One of the things that the new Children, Schools and Families Bill should do is to increase the number of home educated children who pass five GCSEs, including mathematics and English, at grades A* -C. Those framing the new legislation have come to the conclusion that not enough home educated children are sitting GCSEs. There are no definite figures available, but most parents would probably agree that fewer home educated children sit GCSEs than do those at school. There are a number of reasons why this should be so.

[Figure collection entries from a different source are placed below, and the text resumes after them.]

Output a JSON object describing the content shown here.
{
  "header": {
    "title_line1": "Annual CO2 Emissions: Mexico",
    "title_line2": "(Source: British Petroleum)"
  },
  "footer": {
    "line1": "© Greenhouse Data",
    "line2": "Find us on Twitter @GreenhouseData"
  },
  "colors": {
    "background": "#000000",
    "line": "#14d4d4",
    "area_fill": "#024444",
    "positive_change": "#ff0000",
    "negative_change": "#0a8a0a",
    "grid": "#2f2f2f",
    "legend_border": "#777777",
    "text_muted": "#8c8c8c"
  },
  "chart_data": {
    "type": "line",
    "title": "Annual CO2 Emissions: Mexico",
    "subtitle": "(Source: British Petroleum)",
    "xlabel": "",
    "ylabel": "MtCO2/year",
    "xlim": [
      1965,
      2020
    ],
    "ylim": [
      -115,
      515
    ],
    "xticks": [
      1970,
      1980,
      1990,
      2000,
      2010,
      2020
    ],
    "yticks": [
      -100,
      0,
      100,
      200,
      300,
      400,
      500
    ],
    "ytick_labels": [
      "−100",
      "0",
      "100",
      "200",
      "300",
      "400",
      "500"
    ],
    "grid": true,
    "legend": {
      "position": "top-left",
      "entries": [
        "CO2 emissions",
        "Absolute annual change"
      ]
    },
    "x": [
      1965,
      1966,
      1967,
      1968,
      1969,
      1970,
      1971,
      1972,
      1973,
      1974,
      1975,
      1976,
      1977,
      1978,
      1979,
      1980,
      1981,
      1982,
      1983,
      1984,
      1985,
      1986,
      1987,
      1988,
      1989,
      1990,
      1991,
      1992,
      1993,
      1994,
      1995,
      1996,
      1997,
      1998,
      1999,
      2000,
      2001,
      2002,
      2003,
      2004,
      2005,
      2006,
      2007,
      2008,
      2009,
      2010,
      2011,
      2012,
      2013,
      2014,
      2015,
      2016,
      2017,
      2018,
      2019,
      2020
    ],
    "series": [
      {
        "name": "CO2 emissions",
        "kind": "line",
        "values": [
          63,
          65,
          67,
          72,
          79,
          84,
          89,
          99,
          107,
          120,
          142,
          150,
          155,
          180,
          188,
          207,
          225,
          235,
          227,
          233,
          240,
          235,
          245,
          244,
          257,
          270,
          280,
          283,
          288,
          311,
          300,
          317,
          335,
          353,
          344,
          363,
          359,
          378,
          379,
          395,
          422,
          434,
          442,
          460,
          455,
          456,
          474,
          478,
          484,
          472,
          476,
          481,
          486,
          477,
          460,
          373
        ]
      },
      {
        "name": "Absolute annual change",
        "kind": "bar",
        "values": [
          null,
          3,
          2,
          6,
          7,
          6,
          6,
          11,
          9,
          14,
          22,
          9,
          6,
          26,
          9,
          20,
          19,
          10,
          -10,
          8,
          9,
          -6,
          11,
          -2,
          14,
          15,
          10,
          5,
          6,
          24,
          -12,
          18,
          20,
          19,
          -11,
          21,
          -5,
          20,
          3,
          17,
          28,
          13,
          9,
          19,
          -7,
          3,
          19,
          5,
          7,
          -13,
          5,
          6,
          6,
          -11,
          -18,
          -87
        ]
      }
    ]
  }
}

I have been prompted to reflect on this by a thread on one of the home education lists which is bemoaning the lack of exam centres which will accept private candidates. The perception is that there are fewer such centres now than there have been in recent years. Of course not all the parents of home educated children want their children to take GCSEs. Sometimes this is because they are too idle to put in the necessary work, others have ideological objections to the whole business. In both cases, this is to the detriment of their children. Over 20% of employers, according to a recent survey, said that they would not even consider a job applicant who lacked five GCSEs. Are there other reasons why parents do not enter their children for GCSEs?
For one thing, there is the cost. Typically, parents must pay around £140 per subject for their children to sit these examinations. Ten GCSEs, not uncommon for school educated children, would thus set the parent back about one and a half thousand pounds. This is scandalous, considering that we already pay council tax for the schools! The suspicion voiced in the recent post on one of the lists was that it has become more difficult to find an exam centre because people are trying to assist the government by making life harder for home educating parents. This is absurd; the real reason lies in the behaviour of the home educating parents themselves.
Consider the situation from the point of a school or college. The sitting of GCSEs is a smooth and carefree operation. everybody concerned knows the ropes, teachers know how to put children forward for the various subjects, they know which will take foundation and which will sit higher. The whole process is like a production line in a factory. You are dealing with fifty children for this subject, two hundred for that, all the players know their parts. Enter stage left, a home educating parent. She does not know the ropes at all. She does not know which board she wants, whether Edexcel or Cambridge, she has no idea if her child will sit foundation or higher tier. Worse still, her child has to have special arrangements; extra time, a room to himself, a scribe. This one parent can easily take up more time than two hundred school pupils! There is nothing sinister about the reluctance of a school to put themselves through all this extra aggravation. Why would they do it?
Never the less some, often independent schools, have done so in the past. Some of them do it once or twice and then decide that the game isn't worth the candle. Because in addition to being very labour intensive, some home educating parents can be very.......how can we put this politely? Shall we say eccentric and difficult to satisfy? Of course, many parents of schooled children are probably no less awkward, but the beauty of the school system is that you don't have to deal with them when it comes to exams. You just drop them a brief note telling them which exams their little darling will be sitting and that is all there is to it.
I know of one independent school which has stopped taking private candidates this year because of problems with home educating parents. One mother made allegations that the exam conditions were unsuitable and accused the school of condoning cheating. Another could not get precisely the conditions which she felt that her child's condition required and the upshot was that both mothers complained to the exam board. This was a great embarrassment to the school and since the two children had only been sitting three GCSEs between them, they decided that the trouble was greater than the benefit of allowing private candidates. Because from the school's point of view, there is very little advantage in taking private candidates. Most home educating parents only enter their children for one or two subjects at a time anyway. It is not a very profitable enterprise, considered strictly from a business point of view.
It is to be hoped that once the Children, Schools and Families Bill is actually on the statute book, the situation will improve for home educated children who take examinations. As I said above, the parents of such children pay council tax and really should be entitled to the same services as children who are at school. I would not be at all surprised if there were fewer schools and colleges this year who were taking private candidates, but as I say, this is less to do with a conspiracy and more to do with the nature of the parents themselves.